Laura adorava seu quarto. As paredes lilás, os brinquedos espalhados e a luz suave que entrava pela janela a faziam sentir-se segura e feliz.
O quarto de Laura e a sombra na parede
Certa noite, enquanto se preparava para dormir, Laura percebeu algo estranho. Uma sombra dançava na parede ao lado da sua cama. A princípio, ela pensou que era apenas a luz da lua brincando com os objetos do quarto. Mas a sombra parecia ter vontade própria, se movendo de maneira curiosa.
— Mamãe! — chamou Laura, com um toque de nervosismo na voz. — Tem algo na minha parede!
A mãe entrou no quarto, com um sorriso tranquilo. Ela se agachou ao lado da cama e olhou para a parede.

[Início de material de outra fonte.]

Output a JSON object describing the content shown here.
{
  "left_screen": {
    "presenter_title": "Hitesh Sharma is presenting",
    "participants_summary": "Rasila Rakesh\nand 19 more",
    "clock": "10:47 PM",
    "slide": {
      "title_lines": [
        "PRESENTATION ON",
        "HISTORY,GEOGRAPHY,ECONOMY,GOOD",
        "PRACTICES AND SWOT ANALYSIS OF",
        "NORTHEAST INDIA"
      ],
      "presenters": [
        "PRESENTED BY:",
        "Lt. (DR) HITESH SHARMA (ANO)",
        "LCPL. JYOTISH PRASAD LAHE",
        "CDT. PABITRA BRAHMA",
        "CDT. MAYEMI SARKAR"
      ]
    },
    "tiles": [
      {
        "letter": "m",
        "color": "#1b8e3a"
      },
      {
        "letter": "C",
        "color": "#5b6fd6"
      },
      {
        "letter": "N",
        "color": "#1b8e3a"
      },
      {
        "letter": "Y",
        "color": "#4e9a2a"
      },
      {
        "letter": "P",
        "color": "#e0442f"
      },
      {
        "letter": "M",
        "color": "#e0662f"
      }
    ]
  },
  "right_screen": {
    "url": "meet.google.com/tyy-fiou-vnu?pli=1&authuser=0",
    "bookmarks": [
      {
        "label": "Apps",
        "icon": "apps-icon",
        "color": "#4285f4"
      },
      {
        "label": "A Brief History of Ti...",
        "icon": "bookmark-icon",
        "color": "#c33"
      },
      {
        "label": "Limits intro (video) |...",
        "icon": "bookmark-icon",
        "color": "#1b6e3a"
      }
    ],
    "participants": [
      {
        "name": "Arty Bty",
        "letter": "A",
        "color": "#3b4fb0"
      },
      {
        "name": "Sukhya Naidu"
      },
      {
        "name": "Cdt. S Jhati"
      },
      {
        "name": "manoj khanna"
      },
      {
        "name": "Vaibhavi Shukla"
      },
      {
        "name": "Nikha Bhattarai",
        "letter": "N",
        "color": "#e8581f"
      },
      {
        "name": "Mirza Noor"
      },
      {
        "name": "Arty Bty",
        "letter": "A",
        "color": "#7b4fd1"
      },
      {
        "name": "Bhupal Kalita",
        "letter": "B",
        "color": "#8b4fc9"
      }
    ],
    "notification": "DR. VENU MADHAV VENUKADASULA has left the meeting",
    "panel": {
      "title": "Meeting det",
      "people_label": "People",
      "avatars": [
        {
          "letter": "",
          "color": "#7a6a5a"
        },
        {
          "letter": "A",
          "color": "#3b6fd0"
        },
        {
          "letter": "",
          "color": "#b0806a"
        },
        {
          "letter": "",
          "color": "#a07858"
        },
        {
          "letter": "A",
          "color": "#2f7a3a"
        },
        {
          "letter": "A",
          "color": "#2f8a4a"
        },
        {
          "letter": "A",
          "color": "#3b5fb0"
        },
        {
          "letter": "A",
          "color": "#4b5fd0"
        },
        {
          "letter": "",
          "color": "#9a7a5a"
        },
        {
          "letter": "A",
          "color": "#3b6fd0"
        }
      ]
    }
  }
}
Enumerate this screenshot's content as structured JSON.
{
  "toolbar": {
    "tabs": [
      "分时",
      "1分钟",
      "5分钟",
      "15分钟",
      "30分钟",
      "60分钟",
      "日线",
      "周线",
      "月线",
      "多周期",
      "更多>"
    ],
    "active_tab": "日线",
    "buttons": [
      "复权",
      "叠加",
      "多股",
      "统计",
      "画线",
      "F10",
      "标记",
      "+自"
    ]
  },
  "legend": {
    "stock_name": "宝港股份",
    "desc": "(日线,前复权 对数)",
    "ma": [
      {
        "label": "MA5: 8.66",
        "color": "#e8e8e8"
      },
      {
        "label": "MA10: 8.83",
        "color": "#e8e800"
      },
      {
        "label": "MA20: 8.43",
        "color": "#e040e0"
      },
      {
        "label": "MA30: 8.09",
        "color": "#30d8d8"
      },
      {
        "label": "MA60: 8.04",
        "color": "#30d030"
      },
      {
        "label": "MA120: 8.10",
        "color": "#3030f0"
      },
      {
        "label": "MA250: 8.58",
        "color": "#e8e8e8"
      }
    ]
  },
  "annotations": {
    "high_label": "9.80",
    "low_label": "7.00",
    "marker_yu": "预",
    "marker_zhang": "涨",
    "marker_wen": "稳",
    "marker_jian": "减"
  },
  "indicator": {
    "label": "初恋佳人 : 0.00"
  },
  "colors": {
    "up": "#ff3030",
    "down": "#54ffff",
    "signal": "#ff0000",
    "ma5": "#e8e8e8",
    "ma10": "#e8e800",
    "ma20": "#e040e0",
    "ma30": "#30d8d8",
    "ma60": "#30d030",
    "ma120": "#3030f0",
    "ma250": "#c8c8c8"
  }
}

— É só a sombra da árvore lá fora, querida — explicou, apontando para a janela. — Veja como os galhos se movem com o vento.
Laura analisou a sombra mais de perto. A silhueta da árvore parecia uma dança suave, mas ainda assim, uma pontada de medo a acompanhava.

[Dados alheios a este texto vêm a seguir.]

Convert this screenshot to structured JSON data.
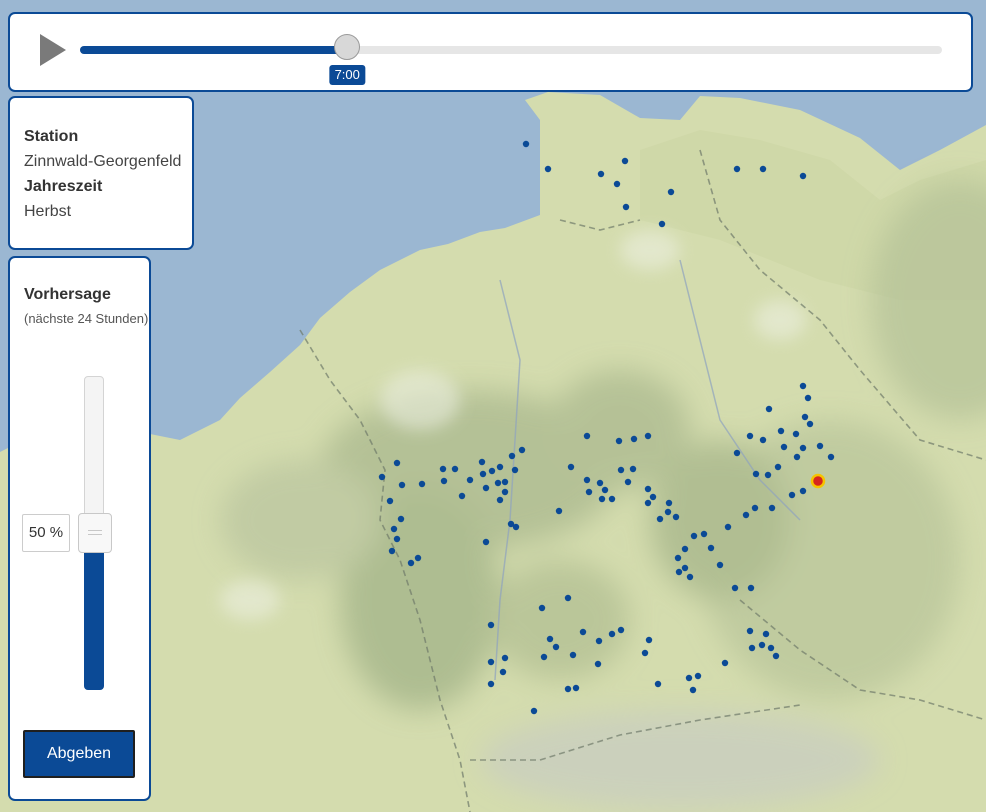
{
  "timeline": {
    "time_label": "7:00",
    "progress": 0.31
  },
  "station_info": {
    "station_heading": "Station",
    "station_name": "Zinnwald-Georgenfeld",
    "season_heading": "Jahreszeit",
    "season": "Herbst"
  },
  "forecast": {
    "title": "Vorhersage",
    "subtitle": "(nächste 24 Stunden)",
    "percent_label": "50 %",
    "percent_value": 50,
    "submit_label": "Abgeben"
  },
  "colors": {
    "accent": "#0b4a96",
    "station_marker": "#0b4a96",
    "selected_marker_fill": "#d7261e",
    "selected_marker_ring": "#f5c400",
    "sea": "#9bb7d2",
    "land": "#d4dcae"
  },
  "selected_station": "Zinnwald-Georgenfeld"
}
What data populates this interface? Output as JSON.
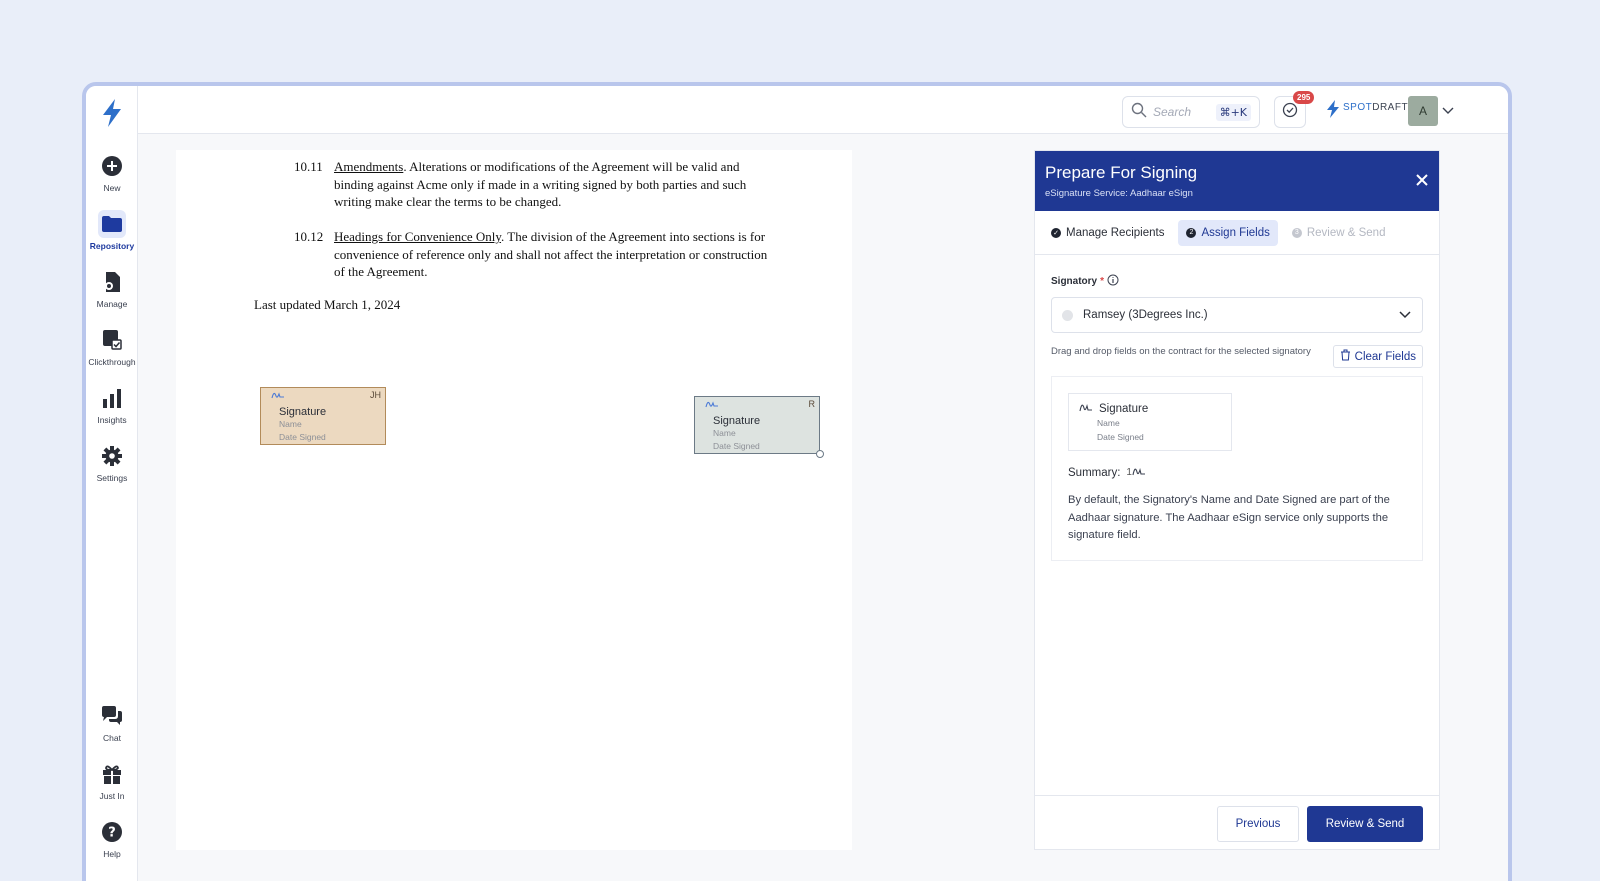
{
  "sidebar": {
    "items": [
      {
        "label": "New",
        "icon": "plus-circle-icon"
      },
      {
        "label": "Repository",
        "icon": "folder-icon"
      },
      {
        "label": "Manage",
        "icon": "manage-doc-icon"
      },
      {
        "label": "Clickthrough",
        "icon": "clickthrough-icon"
      },
      {
        "label": "Insights",
        "icon": "bar-chart-icon"
      },
      {
        "label": "Settings",
        "icon": "gear-icon"
      },
      {
        "label": "Chat",
        "icon": "chat-icon"
      },
      {
        "label": "Just In",
        "icon": "gift-icon"
      },
      {
        "label": "Help",
        "icon": "help-icon"
      }
    ],
    "active": "Repository"
  },
  "topbar": {
    "search_placeholder": "Search",
    "search_shortcut": "⌘+K",
    "tasks_badge": "295",
    "brand_prefix": "SPOT",
    "brand_suffix": "DRAFT",
    "avatar_initial": "A"
  },
  "document": {
    "clauses": [
      {
        "num": "10.11",
        "heading": "Amendments",
        "text": ". Alterations or modifications of the Agreement will be valid and binding against Acme only if made in a writing signed by both parties and such writing make clear the terms to be changed."
      },
      {
        "num": "10.12",
        "heading": "Headings for Convenience Only",
        "text": ". The division of the Agreement into sections is for convenience of reference only and shall not affect the interpretation or construction of the Agreement."
      }
    ],
    "last_updated": "Last updated March 1, 2024",
    "signature_boxes": [
      {
        "initials": "JH",
        "title": "Signature",
        "name_label": "Name",
        "date_label": "Date Signed"
      },
      {
        "initials": "R",
        "title": "Signature",
        "name_label": "Name",
        "date_label": "Date Signed"
      }
    ]
  },
  "panel": {
    "title": "Prepare For Signing",
    "subtitle": "eSignature Service: Aadhaar eSign",
    "steps": [
      {
        "label": "Manage Recipients",
        "state": "done"
      },
      {
        "label": "Assign Fields",
        "state": "active"
      },
      {
        "label": "Review & Send",
        "state": "disabled"
      }
    ],
    "signatory_label": "Signatory",
    "signatory_value": "Ramsey (3Degrees Inc.)",
    "hint": "Drag and drop fields on the contract for the selected signatory",
    "clear_fields": "Clear Fields",
    "field": {
      "title": "Signature",
      "name_label": "Name",
      "date_label": "Date Signed"
    },
    "summary_label": "Summary:",
    "summary_count": "1",
    "description": "By default, the Signatory's Name and Date Signed are part of the Aadhaar signature. The Aadhaar eSign service only supports the signature field.",
    "previous_label": "Previous",
    "next_label": "Review & Send"
  },
  "colors": {
    "primary": "#1f3893",
    "accent_blue": "#2d6fc9",
    "badge": "#d94848",
    "sig_box_1": "#ecd9c0",
    "sig_box_2": "#dde3e0"
  }
}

— E se a sombra não for só uma sombra? — perguntou ela, com a imaginação começando a criar histórias.
— Ah, minha filha, a noite pode nos fazer ver coisas que não existem. Mas se você se concentrar, verá que tudo tem uma explicação — disse a mãe, acariciando os cabelos de Laura.
A menina tentou se acalmar, mas a sombra continuava a se mover, como se estivesse tentando chamar sua atenção. Laura decidiu que precisava descobrir mais sobre aquilo.
No dia seguinte, ela resolveu investigar. Durante o café da manhã, pergunou ao pai:
— Papai, você já viu sombras dançarem?
Ele riu, balançando a cabeça.
— Sombras não dançam, Laura. Elas apenas imitam o que está acontecendo na luz. O que a sua sombra está fazendo?
Laura contou sobre a sombra da parede e como ela parecia ter vida própria. O pai sorriu, fazendo um gesto de encorajamento.
— Vamos ver isso mais tarde. Às vezes, a curiosidade é a chave para entendermos o desconhecido.
Quando a noite caiu novamente, Laura estava mais preparada. Armou-se de coragem e observou a sombra mais de perto. Olhou para a árvore do lado de fora e, com um sorriso, percebeu que o vento fazia as folhas se mexerem. A sombra na parede era apenas um reflexo.
— Olha, mamãe! — ela gritou, apontando para a parede. — Agora eu entendi!
A mãe, que estava na porta, sorriu e disse:
— Você viu? Quando deixamos o medo de lado, as coisas ficam mais claras.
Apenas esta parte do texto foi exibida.